西側の対イラン制裁、効果は出ている=米国防長官| ワールド| 特集 イラン情勢| Reuters
最近になってようやくイラン経済制裁の効果が上がっていると(ほぼイスラエル向きの)ニュースが出るようになったばかりなのに、急にこんな上記ニュースが出る始末であります。

チュニス 30日 ロイター] パネッタ米国防長官は30日、西側の対イラン制裁について、現時点ではイランの意思決定に明らかな影響を与えるには至っていないが、機能はしていると述べた。

今週のイスラエル訪問を控えた発言。イスラエルは、制裁の効果が出ておらず、イランが核開発を続行していると主張。爆弾攻撃が不可能な地下ウラン濃縮施設をイランが完成させるまでの時間は少なくなってきていると警告している。
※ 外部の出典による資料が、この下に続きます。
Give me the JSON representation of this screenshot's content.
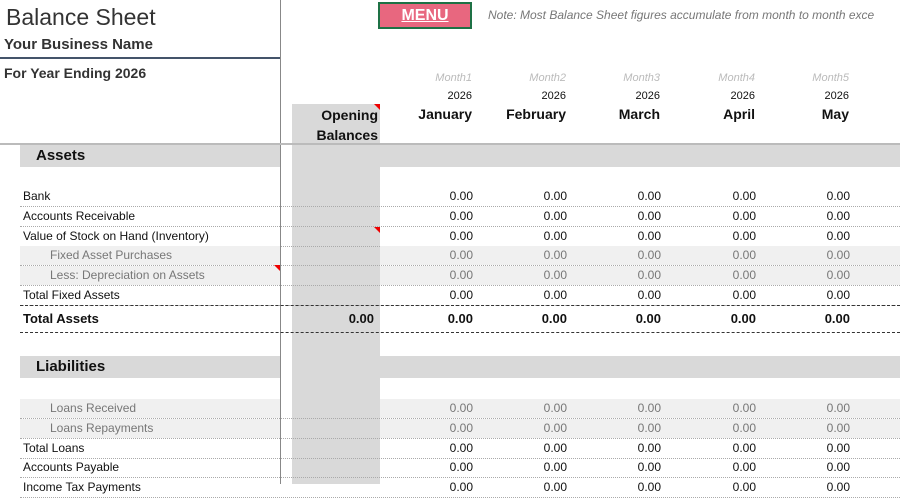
{
  "title": "Balance Sheet",
  "business": "Your Business Name",
  "year_label": "For Year Ending 2026",
  "menu_label": "MENU",
  "note": "Note: Most Balance Sheet figures accumulate from month to month exce",
  "opening_header": [
    "Opening",
    "Balances"
  ],
  "months": [
    {
      "m": "Month1",
      "y": "2026",
      "n": "January"
    },
    {
      "m": "Month2",
      "y": "2026",
      "n": "February"
    },
    {
      "m": "Month3",
      "y": "2026",
      "n": "March"
    },
    {
      "m": "Month4",
      "y": "2026",
      "n": "April"
    },
    {
      "m": "Month5",
      "y": "2026",
      "n": "May"
    }
  ],
  "sections": {
    "assets": "Assets",
    "liabilities": "Liabilities"
  },
  "rows": [
    {
      "label": "Bank",
      "type": "normal",
      "opening": "",
      "values": [
        "0.00",
        "0.00",
        "0.00",
        "0.00",
        "0.00"
      ]
    },
    {
      "label": "Accounts Receivable",
      "type": "normal",
      "opening": "",
      "values": [
        "0.00",
        "0.00",
        "0.00",
        "0.00",
        "0.00"
      ]
    },
    {
      "label": "Value of Stock on Hand (Inventory)",
      "type": "normal",
      "opening": "",
      "values": [
        "0.00",
        "0.00",
        "0.00",
        "0.00",
        "0.00"
      ]
    },
    {
      "label": "Fixed Asset Purchases",
      "type": "sub",
      "opening": "",
      "values": [
        "0.00",
        "0.00",
        "0.00",
        "0.00",
        "0.00"
      ]
    },
    {
      "label": "Less: Depreciation on Assets",
      "type": "sub",
      "opening": "",
      "values": [
        "0.00",
        "0.00",
        "0.00",
        "0.00",
        "0.00"
      ]
    },
    {
      "label": "Total Fixed Assets",
      "type": "normal",
      "opening": "",
      "values": [
        "0.00",
        "0.00",
        "0.00",
        "0.00",
        "0.00"
      ]
    },
    {
      "label": "Total Assets",
      "type": "total",
      "opening": "0.00",
      "values": [
        "0.00",
        "0.00",
        "0.00",
        "0.00",
        "0.00"
      ]
    },
    {
      "label": "Loans Received",
      "type": "sub",
      "opening": "",
      "values": [
        "0.00",
        "0.00",
        "0.00",
        "0.00",
        "0.00"
      ]
    },
    {
      "label": "Loans Repayments",
      "type": "sub",
      "opening": "",
      "values": [
        "0.00",
        "0.00",
        "0.00",
        "0.00",
        "0.00"
      ]
    },
    {
      "label": "Total Loans",
      "type": "normal",
      "opening": "",
      "values": [
        "0.00",
        "0.00",
        "0.00",
        "0.00",
        "0.00"
      ]
    },
    {
      "label": "Accounts Payable",
      "type": "normal",
      "opening": "",
      "values": [
        "0.00",
        "0.00",
        "0.00",
        "0.00",
        "0.00"
      ]
    },
    {
      "label": "Income Tax Payments",
      "type": "normal",
      "opening": "",
      "values": [
        "0.00",
        "0.00",
        "0.00",
        "0.00",
        "0.00"
      ]
    }
  ]
}
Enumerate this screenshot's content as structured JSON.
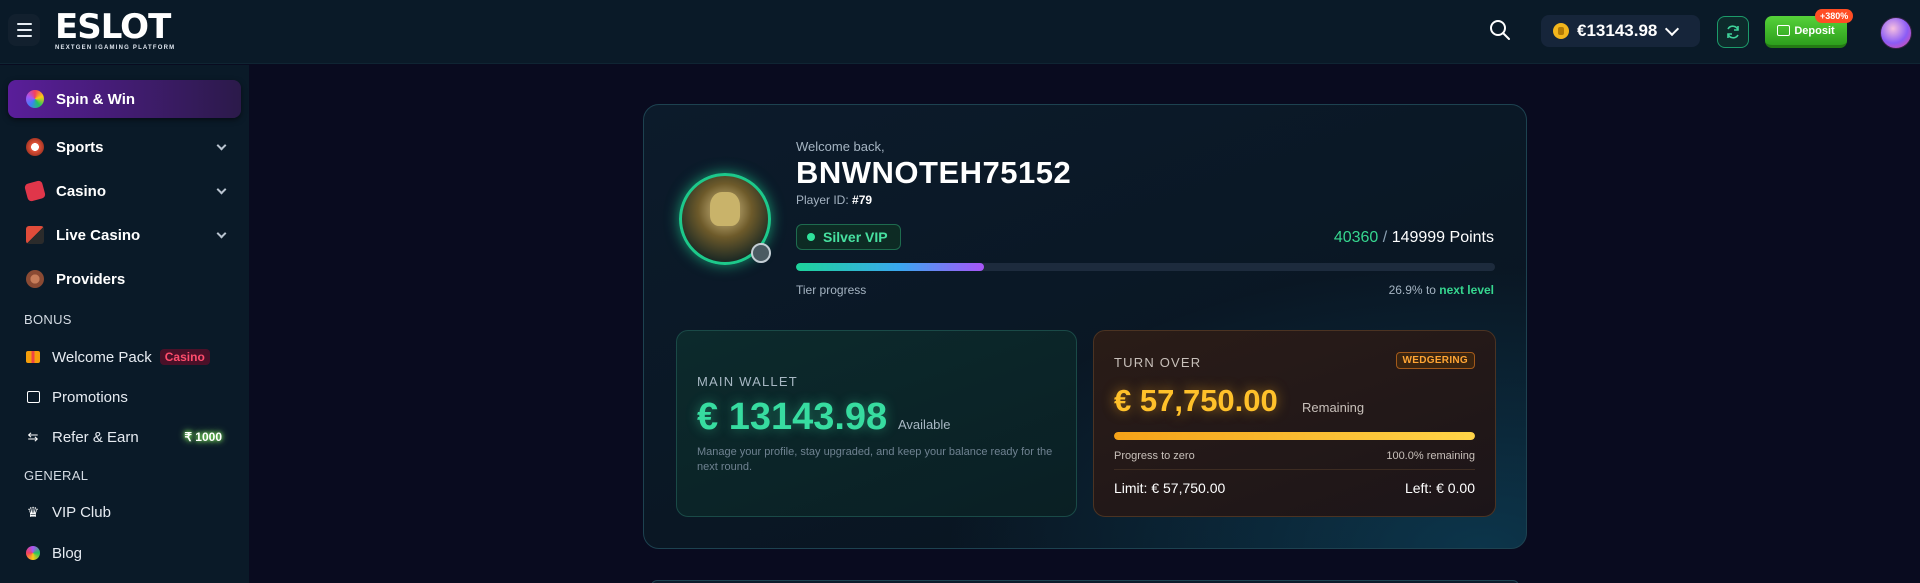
{
  "header": {
    "logo_text": "ESLOT",
    "logo_tagline": "NEXTGEN IGAMING PLATFORM",
    "balance": "€13143.98",
    "deposit_label": "Deposit",
    "deposit_badge": "+380%"
  },
  "sidebar": {
    "items": [
      {
        "label": "Spin & Win",
        "icon": "wheel-icon"
      },
      {
        "label": "Sports",
        "icon": "ball-icon"
      },
      {
        "label": "Casino",
        "icon": "dice-icon"
      },
      {
        "label": "Live Casino",
        "icon": "cards-icon"
      },
      {
        "label": "Providers",
        "icon": "chip-icon"
      }
    ],
    "bonus_label": "BONUS",
    "bonus_items": [
      {
        "label": "Welcome Pack",
        "tag": "Casino",
        "icon": "gift-icon"
      },
      {
        "label": "Promotions",
        "icon": "gift-box-icon"
      },
      {
        "label": "Refer & Earn",
        "tag": "₹ 1000",
        "icon": "refer-icon"
      }
    ],
    "general_label": "GENERAL",
    "general_items": [
      {
        "label": "VIP Club",
        "icon": "crown-icon"
      },
      {
        "label": "Blog",
        "icon": "blog-icon"
      }
    ]
  },
  "profile": {
    "welcome": "Welcome back,",
    "username": "BNWNOTEH75152",
    "player_id_label": "Player ID:",
    "player_id": "#79",
    "vip_tier": "Silver VIP",
    "points_current": "40360",
    "points_sep": "/",
    "points_total": "149999 Points",
    "tier_progress_label": "Tier progress",
    "tier_progress_pct": 26.9,
    "tier_progress_text": "26.9% to",
    "next_level": "next level"
  },
  "wallet": {
    "title": "MAIN WALLET",
    "amount": "€ 13143.98",
    "available": "Available",
    "description": "Manage your profile, stay upgraded, and keep your balance ready for the next round."
  },
  "turnover": {
    "title": "TURN OVER",
    "badge": "WEDGERING",
    "amount": "€ 57,750.00",
    "remaining_label": "Remaining",
    "progress_label": "Progress to zero",
    "progress_pct": 100.0,
    "progress_text": "100.0% remaining",
    "limit": "Limit: € 57,750.00",
    "left": "Left: € 0.00"
  },
  "colors": {
    "accent_green": "#36d68f",
    "accent_gold": "#ffc12a",
    "background": "#090b1f",
    "panel": "#0a1a28"
  }
}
パネッタ長官はイスラエルが制裁の効果に懸念を示していることについて記者団に質問され「経済面では」深刻な影響をもたらしていると述べた。

西側の対イラン制裁、効果は出ている=米国防長官| ワールド| 特集 イラン情勢| Reuters

で、今回の場合、アメリカさんはむしろイスラエルさんから突き上げを食らっているポジションなのでした。「経済制裁の効果がないならオレいっちゃいますけど」「おいバカやめろ」的な、暴発しそうな鉄砲玉と親分の構図。イラクの時とは逆のポジションなのがちょっと愉快ですよね。なのでアメリカさんとしてはその効果が出ないとマジヤバイと。あれだけ苦労して世界各国を巻き込んではじめた対イラン経済制裁の正当性を守るのに必死です。
故にその経済制裁の実効性を疑われるような事態はどうしても避けたいのでしょう。まぁ勿論そんなイスラエルの脅しなんて無視すればいいといっては身も蓋もありませんけど――イギリスとの仲を悪くする価値もないんだろうし、でもやっぱりイスラエルロビーの皆さまはコワイし仕方ないよね。


ということで色々大変なアメリカさんちの家庭の事情があるのだろうなぁと。
がんばれアメリカ。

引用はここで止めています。